How would you define culture? Many definitions include the words: attitudes, customs, beliefs, goals, values or behaviours, particular to a group of people or a community.

In the context of a firm, culture often gets segmented into different aspects depending on the topic in hand eg ‘customer service culture’, ‘quality culture’, ‘risk culture’, ‘reward culture’, ‘change culture’, ‘empowerment culture’… the list goes on. However, these aspects remain interconnected, as culture is the common thread that lives and evolves in a firm through the people that work there and how they do things. The culture connects the past to the present and guides the future as the different aspects fluctuate in relevance and importance to the workforce.

This can be demonstrated with the example of attitudes and behaviours following a round of redundancies in a firm; the importance of reward declines and job security increases. People that feel vulnerable look for work elsewhere and customer service or quality standards drop. Depending on the scale of such an event the impact can reach across an organisation and the culture can shift at the drop of a hat.

Compelling regulation

Making a positive change to the culture of a firm is far more difficult, it is something that has to be fostered and influenced not directed or switched on. However, this is the challenge faced by firms that fall within the Senior Managers Regime (SMR) as the regulator has placed accountability firmly on the Senior Management agenda in the form of cultural change. Andrew Bailey reinforced this in his speech ‘Culture in financial services – a regulator’s perspective’ at the City Week 2016 Conference on 9 May 2016, he said:

"Responsibility, as embedded in the Senior Managers Regime, is therefore an important hook to assist in firms’ shaping their own culture, and also to provide regulators with the powers to conduct supervisory oversight and to act when needed.  But, let me reiterate that it is not the job of regulators to enforce culture and to change culture.  If we have to step in, and occasionally we do, the overriding conclusion is that management has failed.

This drive by the regulator for cultural change originates from the conclusion reached by the Parliamentary Commission on Banking Standards (PCBS)[1]. The PCBS expressed the view that:

‘…many bankers, particularly at senior level, have been allowed to operate with very little personal accountability. When things went wrong, individuals claimed ignorance or hid behind collective decision-making.

…there was often little realistic prospect of enforcement action against senior individuals.

… there is a strong case in principle for a new criminal offence of reckless misconduct in the management of a bank.

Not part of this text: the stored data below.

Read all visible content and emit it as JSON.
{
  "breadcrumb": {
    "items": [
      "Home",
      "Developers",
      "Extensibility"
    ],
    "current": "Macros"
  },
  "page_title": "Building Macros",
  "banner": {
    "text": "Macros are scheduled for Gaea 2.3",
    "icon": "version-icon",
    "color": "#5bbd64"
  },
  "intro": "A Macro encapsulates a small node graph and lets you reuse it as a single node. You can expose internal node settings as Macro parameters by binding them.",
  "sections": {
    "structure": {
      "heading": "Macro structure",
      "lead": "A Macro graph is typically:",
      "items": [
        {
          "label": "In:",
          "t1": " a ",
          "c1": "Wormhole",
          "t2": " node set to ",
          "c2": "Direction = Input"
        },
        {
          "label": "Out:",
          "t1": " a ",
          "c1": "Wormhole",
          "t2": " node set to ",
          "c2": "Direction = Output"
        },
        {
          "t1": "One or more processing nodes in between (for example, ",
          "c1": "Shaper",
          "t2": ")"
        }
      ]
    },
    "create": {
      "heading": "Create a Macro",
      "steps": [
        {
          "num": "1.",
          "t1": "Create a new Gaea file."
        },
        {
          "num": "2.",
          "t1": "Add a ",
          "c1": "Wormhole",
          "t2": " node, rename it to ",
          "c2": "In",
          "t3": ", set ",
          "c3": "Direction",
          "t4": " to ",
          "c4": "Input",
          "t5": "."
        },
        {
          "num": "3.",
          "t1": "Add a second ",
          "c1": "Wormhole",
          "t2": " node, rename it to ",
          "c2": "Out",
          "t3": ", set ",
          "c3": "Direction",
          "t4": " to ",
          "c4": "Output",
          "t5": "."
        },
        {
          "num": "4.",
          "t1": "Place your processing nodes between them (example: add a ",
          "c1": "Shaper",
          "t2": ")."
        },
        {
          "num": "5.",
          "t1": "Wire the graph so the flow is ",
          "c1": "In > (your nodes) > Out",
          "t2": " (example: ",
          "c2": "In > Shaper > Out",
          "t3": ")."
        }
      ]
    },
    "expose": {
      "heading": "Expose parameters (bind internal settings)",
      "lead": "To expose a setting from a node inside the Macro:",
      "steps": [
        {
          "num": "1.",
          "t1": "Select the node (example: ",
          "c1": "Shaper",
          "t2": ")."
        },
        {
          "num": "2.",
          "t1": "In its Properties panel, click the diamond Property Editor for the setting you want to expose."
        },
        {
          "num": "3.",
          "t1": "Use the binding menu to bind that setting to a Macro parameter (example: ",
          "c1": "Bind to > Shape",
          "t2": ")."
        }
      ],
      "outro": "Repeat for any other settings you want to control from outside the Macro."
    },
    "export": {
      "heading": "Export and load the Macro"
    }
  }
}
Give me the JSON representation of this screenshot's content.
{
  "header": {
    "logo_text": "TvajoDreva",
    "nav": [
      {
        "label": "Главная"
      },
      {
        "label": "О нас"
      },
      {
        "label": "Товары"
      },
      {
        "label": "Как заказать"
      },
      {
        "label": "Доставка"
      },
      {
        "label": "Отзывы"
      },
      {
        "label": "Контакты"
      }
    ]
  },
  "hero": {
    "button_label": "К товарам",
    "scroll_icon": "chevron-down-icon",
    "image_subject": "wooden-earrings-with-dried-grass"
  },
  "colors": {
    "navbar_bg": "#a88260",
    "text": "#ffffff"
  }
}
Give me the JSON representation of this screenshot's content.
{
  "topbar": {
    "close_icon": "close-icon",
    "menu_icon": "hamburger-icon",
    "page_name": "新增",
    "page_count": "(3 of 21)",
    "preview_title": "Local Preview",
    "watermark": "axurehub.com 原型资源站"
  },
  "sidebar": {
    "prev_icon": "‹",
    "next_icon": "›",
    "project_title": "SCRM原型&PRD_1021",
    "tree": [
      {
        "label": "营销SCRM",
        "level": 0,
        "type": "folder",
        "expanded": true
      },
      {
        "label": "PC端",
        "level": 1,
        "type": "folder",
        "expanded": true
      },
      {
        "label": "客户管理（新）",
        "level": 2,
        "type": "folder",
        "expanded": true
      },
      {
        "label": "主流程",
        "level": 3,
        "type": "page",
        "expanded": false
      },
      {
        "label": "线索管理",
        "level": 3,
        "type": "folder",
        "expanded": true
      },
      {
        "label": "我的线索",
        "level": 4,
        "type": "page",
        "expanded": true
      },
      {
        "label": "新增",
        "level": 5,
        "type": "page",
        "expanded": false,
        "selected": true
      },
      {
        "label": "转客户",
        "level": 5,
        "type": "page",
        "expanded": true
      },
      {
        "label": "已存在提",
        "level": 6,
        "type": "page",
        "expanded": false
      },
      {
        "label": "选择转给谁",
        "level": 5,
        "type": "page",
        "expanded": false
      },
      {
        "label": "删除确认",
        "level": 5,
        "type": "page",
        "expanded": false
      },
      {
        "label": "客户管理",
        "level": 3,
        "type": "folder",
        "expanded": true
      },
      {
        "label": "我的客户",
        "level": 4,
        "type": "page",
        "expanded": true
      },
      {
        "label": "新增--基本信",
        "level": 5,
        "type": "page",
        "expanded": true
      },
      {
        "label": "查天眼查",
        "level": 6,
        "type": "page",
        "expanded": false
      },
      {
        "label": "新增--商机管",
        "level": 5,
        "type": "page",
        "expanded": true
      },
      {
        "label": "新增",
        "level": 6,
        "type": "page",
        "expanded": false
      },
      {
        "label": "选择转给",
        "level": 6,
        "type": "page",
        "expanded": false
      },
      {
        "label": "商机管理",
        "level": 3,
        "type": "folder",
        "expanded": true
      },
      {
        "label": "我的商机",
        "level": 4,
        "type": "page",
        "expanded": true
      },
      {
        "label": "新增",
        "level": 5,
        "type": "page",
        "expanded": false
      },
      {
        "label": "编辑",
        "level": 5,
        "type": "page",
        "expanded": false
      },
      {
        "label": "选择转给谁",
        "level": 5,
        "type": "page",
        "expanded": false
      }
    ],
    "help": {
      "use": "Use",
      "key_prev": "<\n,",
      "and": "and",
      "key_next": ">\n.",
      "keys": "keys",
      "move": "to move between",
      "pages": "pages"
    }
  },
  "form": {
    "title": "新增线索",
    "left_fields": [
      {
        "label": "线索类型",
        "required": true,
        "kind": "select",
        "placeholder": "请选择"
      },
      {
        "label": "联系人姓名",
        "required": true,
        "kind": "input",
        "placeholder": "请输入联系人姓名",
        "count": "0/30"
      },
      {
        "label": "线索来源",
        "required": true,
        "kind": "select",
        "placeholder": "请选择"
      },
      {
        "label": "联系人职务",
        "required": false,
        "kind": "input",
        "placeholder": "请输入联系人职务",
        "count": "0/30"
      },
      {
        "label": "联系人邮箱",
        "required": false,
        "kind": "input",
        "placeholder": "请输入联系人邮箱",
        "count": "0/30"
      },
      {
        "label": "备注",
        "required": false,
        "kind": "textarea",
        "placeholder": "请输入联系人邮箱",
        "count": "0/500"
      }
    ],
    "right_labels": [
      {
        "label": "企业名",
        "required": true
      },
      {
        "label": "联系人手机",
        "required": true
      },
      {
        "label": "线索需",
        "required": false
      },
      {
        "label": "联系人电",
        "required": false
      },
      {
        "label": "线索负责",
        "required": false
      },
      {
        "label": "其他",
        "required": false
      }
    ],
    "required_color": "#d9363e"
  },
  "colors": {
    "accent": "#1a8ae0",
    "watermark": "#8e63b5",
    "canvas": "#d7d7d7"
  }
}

The realistic prospect of enforcement has been addressed through the new regulation; the criminal offence has been addressed by the introduction of new legislation; the cultural change comes from within the firm – the Senior Managers. A cultural change where Senior Managers are clearly accountable for their behaviour. Where they don’t claim ignorance and they make the best possible decisions. Decisions that that align to the firm’s strategy and risk appetite.

Embedding accountability

The regulator has been clear that ‘Governance & Culture’ will be a focus of their supervisory visits. Firms will need to demonstrate the culture of accountability in their governance, policies, management, processes and controls.

In my experience bridging the gap between corporate strategy and personal objectives is a great way to embed accountability.

One of the most beneficial team meetings I ever held was when I sat down with a list of the firm’s strategic goals, the list activities in the departmental plan and my own objectives. We looked at the relationship between the items on the three lists and then I asked my team to tell me if there was anything in their own objectives that they could not relate/connect to my objectives. In a matter of a few minutes everyone around the table was able see how they were contributing to the firm’s goals.

As you may imagine writing the departmental plan and personal objectives required real investment, however my return was significant. Every year it became easier to update the plan, to write new objectives or extend the old ones, to conduct performance reviews and to determine pay-rises and bonuses. But above all, it allowed me to focus my management time in other areas as every member of the team performed their roles with full accountability.

Other areas where accountability should be explicitly embedded can be identified by reviewing the risks relating to SMR (a list can be found here). Unsurprisingly, many of these relate to management activities and are controlled by Human Resources, including:

  • Performance Management
  • Succession Planning
  • Reward structures
  • Conduct policy
  • Promotion policy

For example, if the performance management cycle or promotions process do not encourage or reinforce the need for accountability then ‘dyed in the wool’ managers won’t adapt as there is no incentive to change. If you accept that accountability has to permeate the culture of an organisation top down and be reflected bottom up, uninterrupted, then it is fair to say that any gaps present a risk with serious regulatory implications.

These new risks introduced by SMR need to be on the agenda of Senior Managers and if they are not already on the risk register they need to be added.

 

Andrew Bailey is the Deputy Governor for Prudential Regulation and Chief Executive Officer of the Prudential Regulation Authority

A full transcript of Andrew Bailey’s speech can be found here.

A list of risks introduced by SMR can be found here.

 

[1] The Parliamentary Commission on Banking Standards (the Commission) was appointed to conduct an inquiry into professional standards and culture within the UK banking sector. The Commission was appointed in response to the LIBOR rate-rigging scandal, which followed the financial crisis and a series of high-profile conduct failures within the UK banking industry.